Maryjean Martens, a 5th-grade teacher in Fargo, N.D., said Mr. Clinton's speech lacked specifics and sounded like an effort to promise something to every constituency.
Ms. Martens, a Republican member of the National Education Association, was no less critical of Mr. Dole, saying that his response was "very primary-oriented," referring to the GOP presidential primaries that begin next month.
Mr. Clinton's endorsement of uniforms and character education hit a positive chord with Albert Thompson, the superintendent of the Buffalo, N.Y., public schools. The message could be "very helpful" in generating support for similar proposals on the table there, he said.
Several of the educators expressed doubts about whether the White House and Republicans in Congress can work together.
"I'm disappointed that the support for education has not been bipartisan," said Mr. Thompson. "That lines have been so strictly drawn between parties."
Added Mr. Roberts: "I'm real disappointed in our leaders. They're setting a terrible example by not being able to sit down and reach resolutions."
State of the Union Address
The following are excerpts from President Clinton's State of the Union speech delivered last week to a joint session of Congress.
Every diploma ought to mean something. I challenge every community, every school, and every state to adopt national standards of excellence, to measure whether schools are meeting those standards, to cut bureaucratic red tape so that schools and teachers have more flexibility for grassroots reform, and to hold them accountable for results ... I challenge every state to give all parents the right to choose which public school their children will attend and to let teachers form new schools with a charter they can keep only if they do a good job.
I challenge all our schools to teach character education: to teach good values and good citizenship. And if it means that teenagers will stop killing each other over designer jackets, then our public schools should be able to require the students to wear school uniforms. I challenge our parents to become their children's first teachers. Turn off the TV. See that homework is done. And visit your children's classroom. No program, no teacher, no one else can do that for you.
I challenge Congress to expand work-study and help 1 million young Americans work their way through college by the year 2000; to provide a $1,000 merit scholarship for the top 5 percent of graduates in every high school in the United States. ... More and more Americans are finding that the education of their childhood simply doesn't last a lifetime. So I challenge Congress to consolidate 70 overlapping, antiquated job-training programs into a simple voucher worth $2,600 for unemployed or underemployed workers to use as they please for community college tuition or other training.
The Republican Response
The following are excerpts from the GOP response, delivered by Senate Majority Leader Bob Dole of Kansas.
The president has chosen to defend with his veto a welfare system that no one can defend--for it is a daily assault on the values of self-reliance and family. He has chosen to defend an education establishment run by liberals whose goal is to operate every school in America by remote control from Washington.

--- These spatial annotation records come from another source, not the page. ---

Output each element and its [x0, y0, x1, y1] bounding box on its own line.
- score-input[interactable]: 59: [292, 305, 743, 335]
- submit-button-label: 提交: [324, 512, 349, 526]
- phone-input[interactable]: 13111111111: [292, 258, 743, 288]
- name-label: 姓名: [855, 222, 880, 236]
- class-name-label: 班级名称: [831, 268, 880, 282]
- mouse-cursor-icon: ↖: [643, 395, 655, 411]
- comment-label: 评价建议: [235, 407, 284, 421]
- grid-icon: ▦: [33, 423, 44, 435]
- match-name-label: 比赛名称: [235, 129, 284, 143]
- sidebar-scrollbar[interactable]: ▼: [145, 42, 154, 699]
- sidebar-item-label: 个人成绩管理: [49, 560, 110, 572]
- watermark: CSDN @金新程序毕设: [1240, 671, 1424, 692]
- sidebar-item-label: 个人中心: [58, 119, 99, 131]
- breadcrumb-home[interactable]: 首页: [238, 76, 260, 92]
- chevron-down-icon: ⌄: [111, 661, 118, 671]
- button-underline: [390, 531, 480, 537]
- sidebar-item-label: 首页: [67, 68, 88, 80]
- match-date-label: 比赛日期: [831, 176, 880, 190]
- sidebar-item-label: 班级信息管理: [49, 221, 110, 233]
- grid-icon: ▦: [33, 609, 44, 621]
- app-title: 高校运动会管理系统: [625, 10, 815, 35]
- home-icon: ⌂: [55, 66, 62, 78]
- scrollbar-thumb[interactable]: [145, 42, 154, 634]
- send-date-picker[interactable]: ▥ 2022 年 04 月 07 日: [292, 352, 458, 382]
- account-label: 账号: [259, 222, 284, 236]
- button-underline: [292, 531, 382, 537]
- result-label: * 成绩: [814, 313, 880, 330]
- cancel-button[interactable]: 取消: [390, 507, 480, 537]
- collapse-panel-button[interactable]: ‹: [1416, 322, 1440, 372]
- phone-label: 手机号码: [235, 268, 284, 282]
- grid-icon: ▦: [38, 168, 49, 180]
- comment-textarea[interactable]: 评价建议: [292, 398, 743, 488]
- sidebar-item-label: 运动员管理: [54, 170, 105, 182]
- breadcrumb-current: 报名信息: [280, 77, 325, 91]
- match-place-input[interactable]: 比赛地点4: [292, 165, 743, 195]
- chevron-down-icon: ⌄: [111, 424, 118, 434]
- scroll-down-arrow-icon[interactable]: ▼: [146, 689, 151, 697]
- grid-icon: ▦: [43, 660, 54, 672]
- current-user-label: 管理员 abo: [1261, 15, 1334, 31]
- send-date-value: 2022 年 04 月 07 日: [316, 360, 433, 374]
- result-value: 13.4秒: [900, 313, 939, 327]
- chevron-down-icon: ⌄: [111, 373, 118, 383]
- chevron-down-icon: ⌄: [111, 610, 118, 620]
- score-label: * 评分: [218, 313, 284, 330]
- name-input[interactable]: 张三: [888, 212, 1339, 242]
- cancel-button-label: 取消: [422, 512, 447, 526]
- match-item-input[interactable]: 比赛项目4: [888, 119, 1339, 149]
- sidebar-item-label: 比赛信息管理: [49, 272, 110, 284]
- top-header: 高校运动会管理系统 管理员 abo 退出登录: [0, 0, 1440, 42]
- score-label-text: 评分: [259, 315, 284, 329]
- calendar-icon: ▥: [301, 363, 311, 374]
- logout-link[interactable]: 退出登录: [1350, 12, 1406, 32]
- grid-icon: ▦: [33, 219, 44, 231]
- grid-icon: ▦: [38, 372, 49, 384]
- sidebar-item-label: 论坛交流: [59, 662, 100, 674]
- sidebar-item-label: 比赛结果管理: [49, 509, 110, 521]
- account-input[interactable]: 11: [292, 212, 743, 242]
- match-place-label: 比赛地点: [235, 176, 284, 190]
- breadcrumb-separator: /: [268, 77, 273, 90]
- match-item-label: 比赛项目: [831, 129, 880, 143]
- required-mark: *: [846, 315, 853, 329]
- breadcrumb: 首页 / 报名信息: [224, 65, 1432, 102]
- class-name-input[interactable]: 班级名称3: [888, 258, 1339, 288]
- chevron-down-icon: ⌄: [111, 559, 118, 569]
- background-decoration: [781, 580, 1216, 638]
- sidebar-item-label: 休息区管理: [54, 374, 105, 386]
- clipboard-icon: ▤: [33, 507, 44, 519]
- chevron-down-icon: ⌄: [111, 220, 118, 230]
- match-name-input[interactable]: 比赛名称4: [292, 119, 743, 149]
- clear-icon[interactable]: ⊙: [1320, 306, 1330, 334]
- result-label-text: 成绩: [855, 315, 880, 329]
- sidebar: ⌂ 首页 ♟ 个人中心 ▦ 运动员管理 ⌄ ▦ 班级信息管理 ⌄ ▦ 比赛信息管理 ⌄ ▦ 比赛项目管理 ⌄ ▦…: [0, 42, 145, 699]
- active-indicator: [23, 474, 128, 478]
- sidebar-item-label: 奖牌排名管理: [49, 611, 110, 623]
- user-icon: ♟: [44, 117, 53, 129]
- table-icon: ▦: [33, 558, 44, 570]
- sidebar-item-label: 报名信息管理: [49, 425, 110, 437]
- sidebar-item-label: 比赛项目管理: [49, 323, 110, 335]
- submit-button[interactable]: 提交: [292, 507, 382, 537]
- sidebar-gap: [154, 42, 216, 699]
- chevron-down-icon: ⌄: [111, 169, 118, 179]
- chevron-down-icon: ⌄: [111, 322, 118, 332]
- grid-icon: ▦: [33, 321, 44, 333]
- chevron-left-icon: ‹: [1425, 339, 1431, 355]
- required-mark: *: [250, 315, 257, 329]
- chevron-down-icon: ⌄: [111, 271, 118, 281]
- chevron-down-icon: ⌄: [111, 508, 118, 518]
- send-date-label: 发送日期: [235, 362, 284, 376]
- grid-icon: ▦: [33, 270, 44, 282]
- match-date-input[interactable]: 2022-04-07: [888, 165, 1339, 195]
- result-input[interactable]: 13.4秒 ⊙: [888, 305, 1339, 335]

America's troubles are real, but our choices are clear and our will is strong. We must rein in our runaway government. Return power to the people, reduce the tax burden, put parents back in charge of our schools, untie the hands of our police, restore justice to our courts, and put our faith once again in the basic goodness, wisdom, and self-reliance of our people.
Yes, our country has problems. But we can handle them. Whether it's deficit spending or the welfare bureaucracy or our liberal courts or the trouble in our schools--what's wrong is that the elites in charge don't believe in what the people believe in. That we can fix. We know what made America great. All we need now is the resolve to lead our country back to her place in the sun. And the courage to speak for the future.